The Lyrids are particles shed from comet 1861 G1 Thatcher, which last passed through the inner solar system in 1861. Don’t expect this comet to return anytime soon as its orbit has been calculated to be near 415 years!
Two years after the last passage of the comet through the inner solar system, an impressive display of Lyrid meteors were observed. This helped link the relationship between this comet and the Lyrids. It was also noted that another impressive display of the Lyrids had occurred in 1803, 60 years prior. Despite these facts, no one was looking for enhanced rates from the Lyrids in the early 1920’s. Yet in 1922, another strong Lyrid display occurred. You would have thought by now that astronomers would be eagerly anticipating the early 1980’s for more enhanced Lyrid activity. But unfortunately, meteor studies tend to fall off the grid, even with the tremendous Leonid display of 1966. So again in 1982, meteor watchers were caught off guard when another Lyrid outburst occurred. I can only hope that during the early 2040’s that we will be on guard for another grand meteor display from the Lyrids!
So, what is one to expect from Lyrid displays between these outbursts? Probably not much. There have been unverified reports of lesser outbursts which have led us to think that there may be debris from this comet trapped in shorter orbits with a 12- or 20-year return period. Therefore, we suggest that potential observers observe the Lyrids at every opportunity just in case something unusual occurs.
The normal Lyrid display, seen under moonless conditions, usually offers a peak of around 10 meteors per hour in addition to the normal random meteor rate of about 5 per hour. The peak is sharp, only a few hours long, so don’t be surprised if you see far less than 10 Lyrids per hour. Yet when compared to the normal low activity seen during the late winter and early spring nights, the nights around April 22nd offer a nice bit of entertainment to help one stay awake.
On April 22nd, the Lyrid radiant actually lies among the stars of eastern Hercules. There are no bright stars to pinpoint the radiant, yet the brilliant zero magnitude star known as Vega only lies 8 degrees to the northeast. As seen from mid-northern latitudes, this part of the sky rises around 9pm local daylight-saving time (LDST). Don’t try viewing at that time as a great majority of the activity will be blocked by the horizon. It would be much better to wait until the moon has set, which will be between 3-4am LDST. The best Lyrid activity should be visible during the last hour before the start of morning twilight. This is when the radiant lies highest above the horizon in a dark sky. This normally occurs between 4-5am LDST this time of year.
Between midnight and dawn, Lyrid meteors can be seen in all parts of the sky. If you face away from the radiant it is difficult to tell if the meteors you see belong to the Lyrid shower. Therefore, it is suggested that you face in the general direction of the Lyrid radiant, which will lie high in the northeastern sky as seen from mid-northern latitudes.
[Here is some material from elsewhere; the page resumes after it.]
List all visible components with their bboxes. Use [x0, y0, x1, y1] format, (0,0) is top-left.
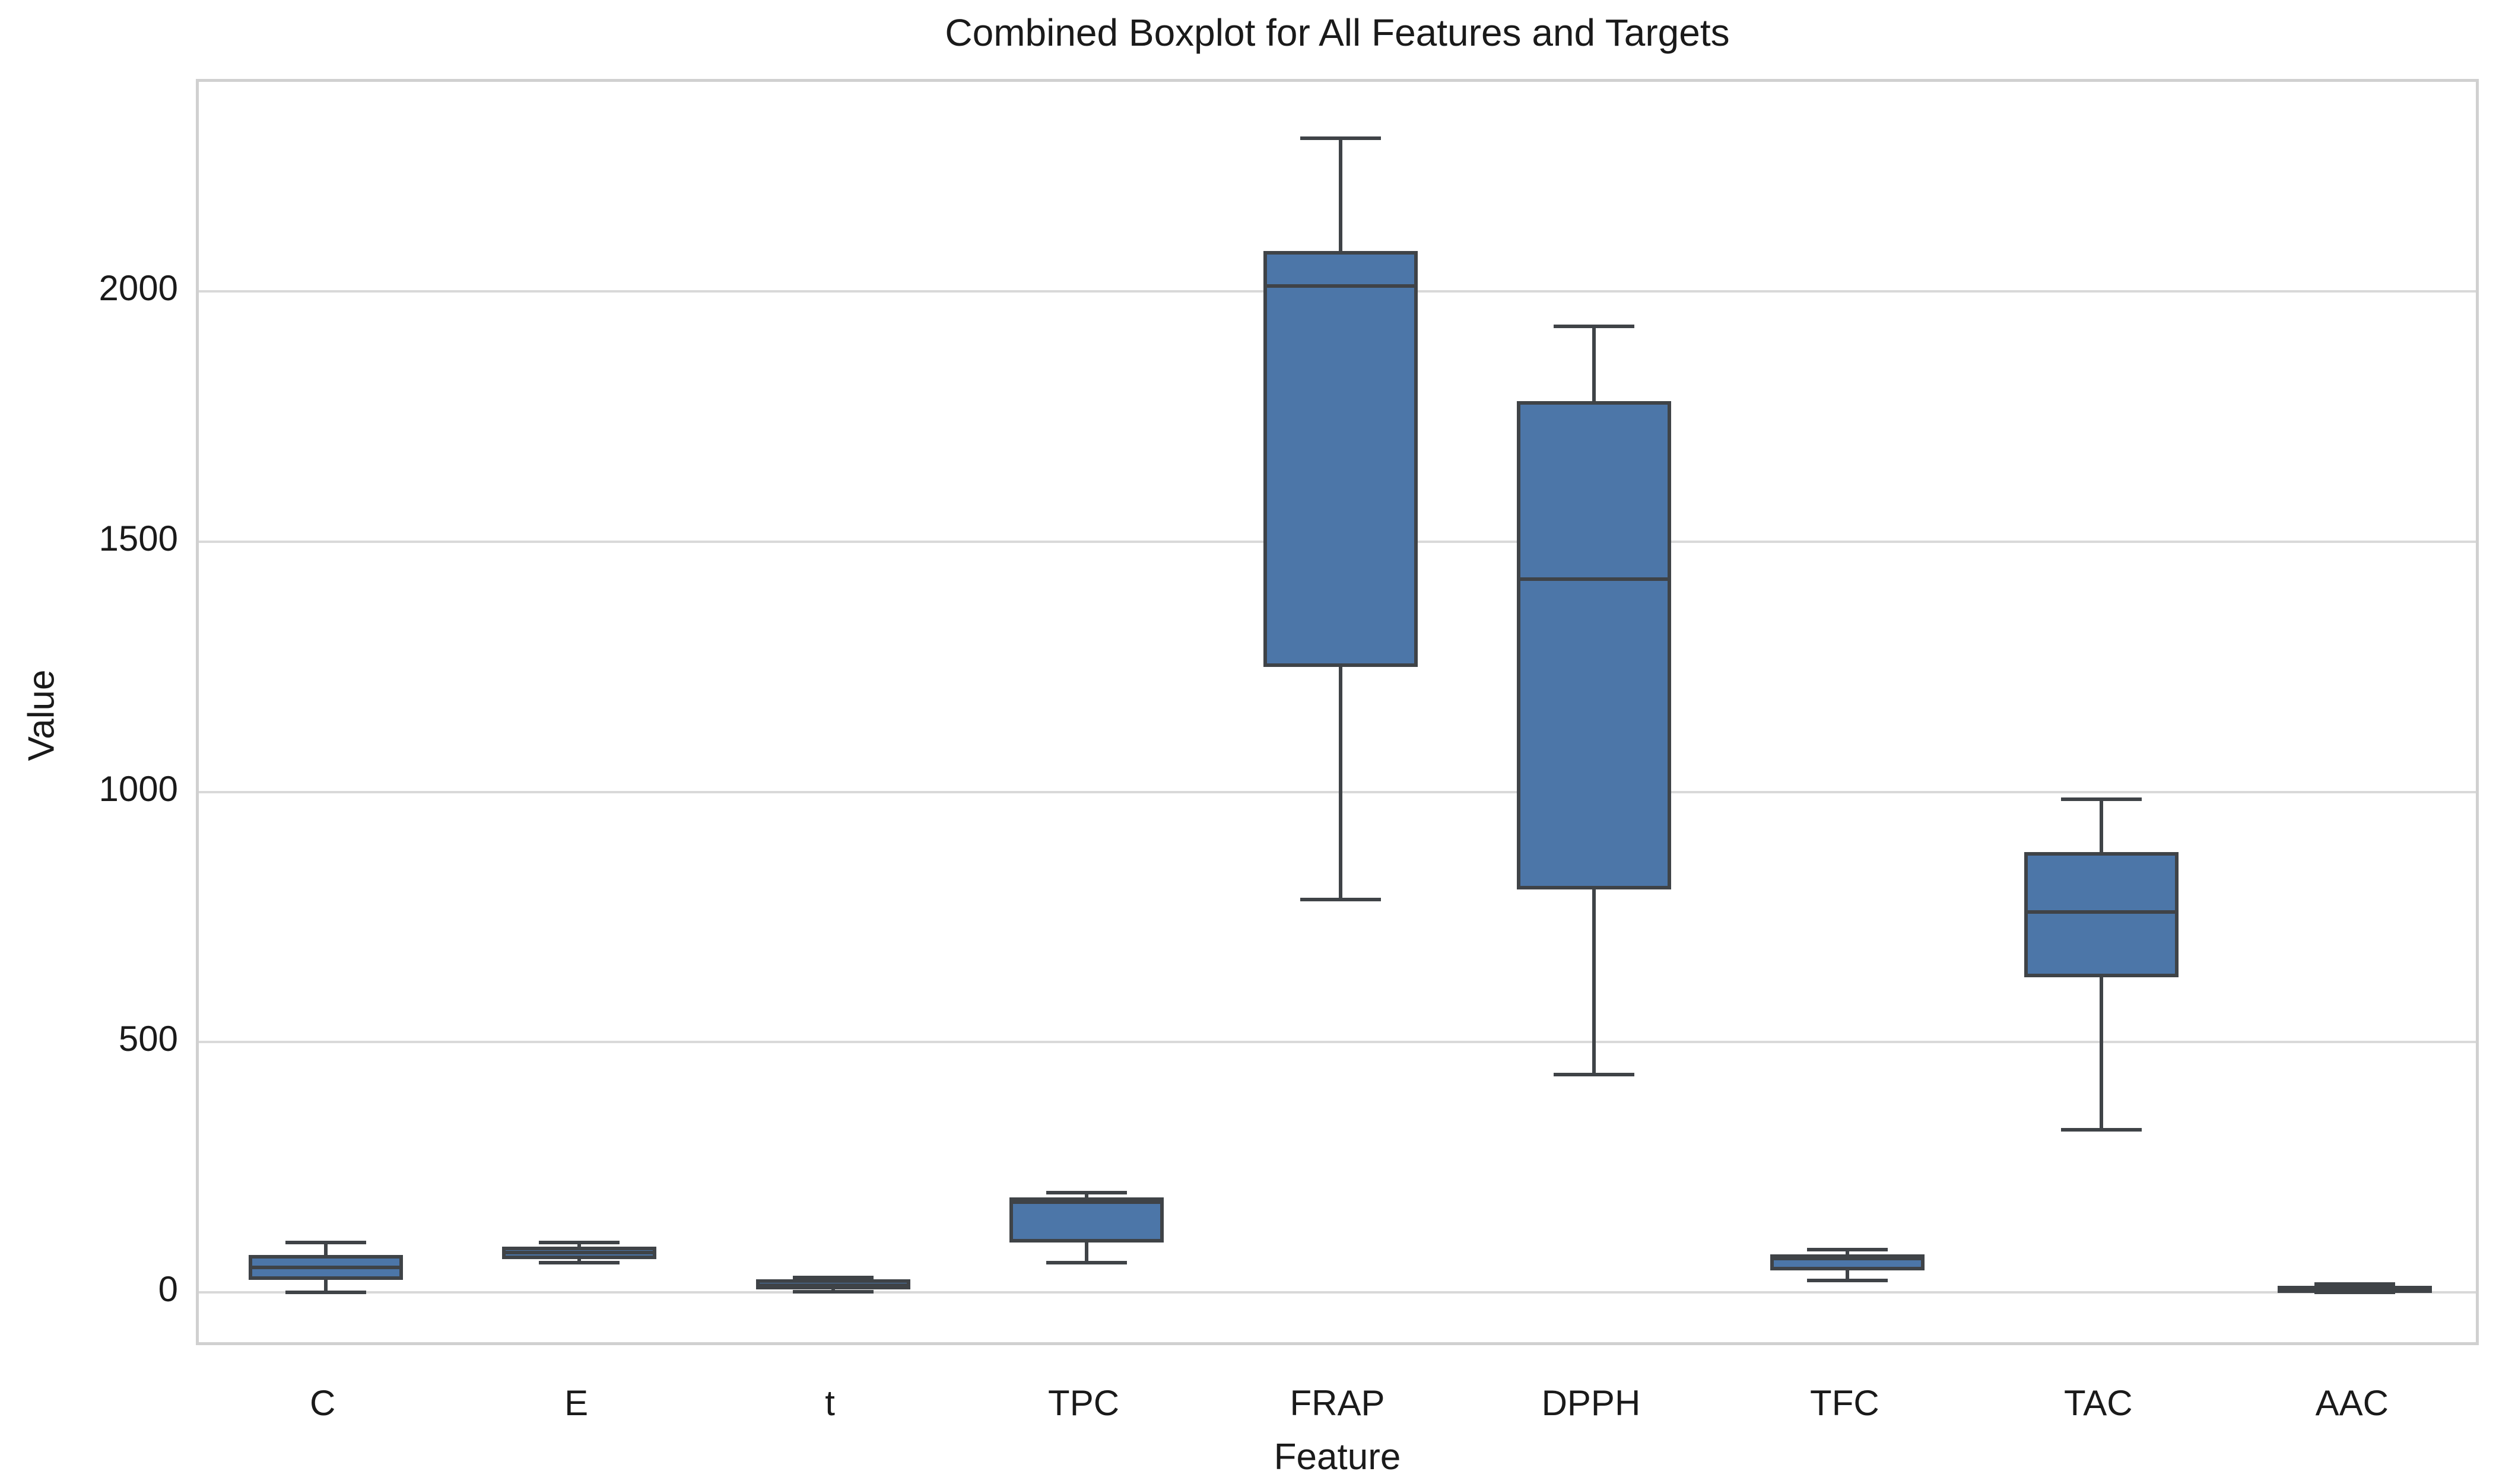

That way you can easily trace the path of each meteor back to the radiant to see if it was a Lyrid or not. You don’t need to stare directly at the radiant as Lyrid meteors seen there will be short and often missed. Meteors seen further from their radiant are longer and easier to see.
Compared to other meteor showers, the Lyrids tend to produce bright meteors and an occasional fireball. This makes them easier to see and photograph. While the average Lyrid is fairly bright, this shower is not photogenic unless you take time exposures during maximum activity. The brightest meteors will show up well in prints but most of the captured meteors will only appear as faint streaks. Attaching your camera to a driven mount is highly recommended as this will keep the stars as pinpoints and the meteors as streaks.
The moon often interferes with viewing meteor showers as bright moonlight can obscure all but the brighter meteors. Such was the case in 2019 with the Lyrids. This year however, on April 22nd, the moon is a waxing gibbous phase, around 70 percent illuminated. Therefore it is suggested to wait until the moon has set before start to look for Lyrid activity. This will allow you at least two full hours prior to dawn to see Lyrid activity under dark skies.
Should the morning of maximum activity be cloudy, the next night will usually sees a falloff of approximately 50 percent. This is also true for the Lyrids with maximum hourly rates of only 2-3 on the morning of the 23rd. Rates fall with each successive night until activity gradually disappears by the end of the month.
To provide a scientific useful observing session one needs to carefully note the starting and ending time of your session and the time each meteor appears. The type of meteor needs to be recorded as well as its magnitude. Other parameters that can be recorded are colors, velocity (degrees per second or verbal description) and whether the meteor left a persistent train. Fireballs should be noted and a separate online form filled out after the session here.
Serious observers should watch for at least an hour as numerous peaks and valleys of activity will occur. If you only view for a short time it may coincide with a lull of activity. Watching for at least an hour guarantees you will get to see the best this display has to offer. The serious observer is also encouraged to fill out a visual observing form on the website of the International Meteor Organization. You must register to use the form, but this is free. The registration site is located here: Good luck with your observing attempts!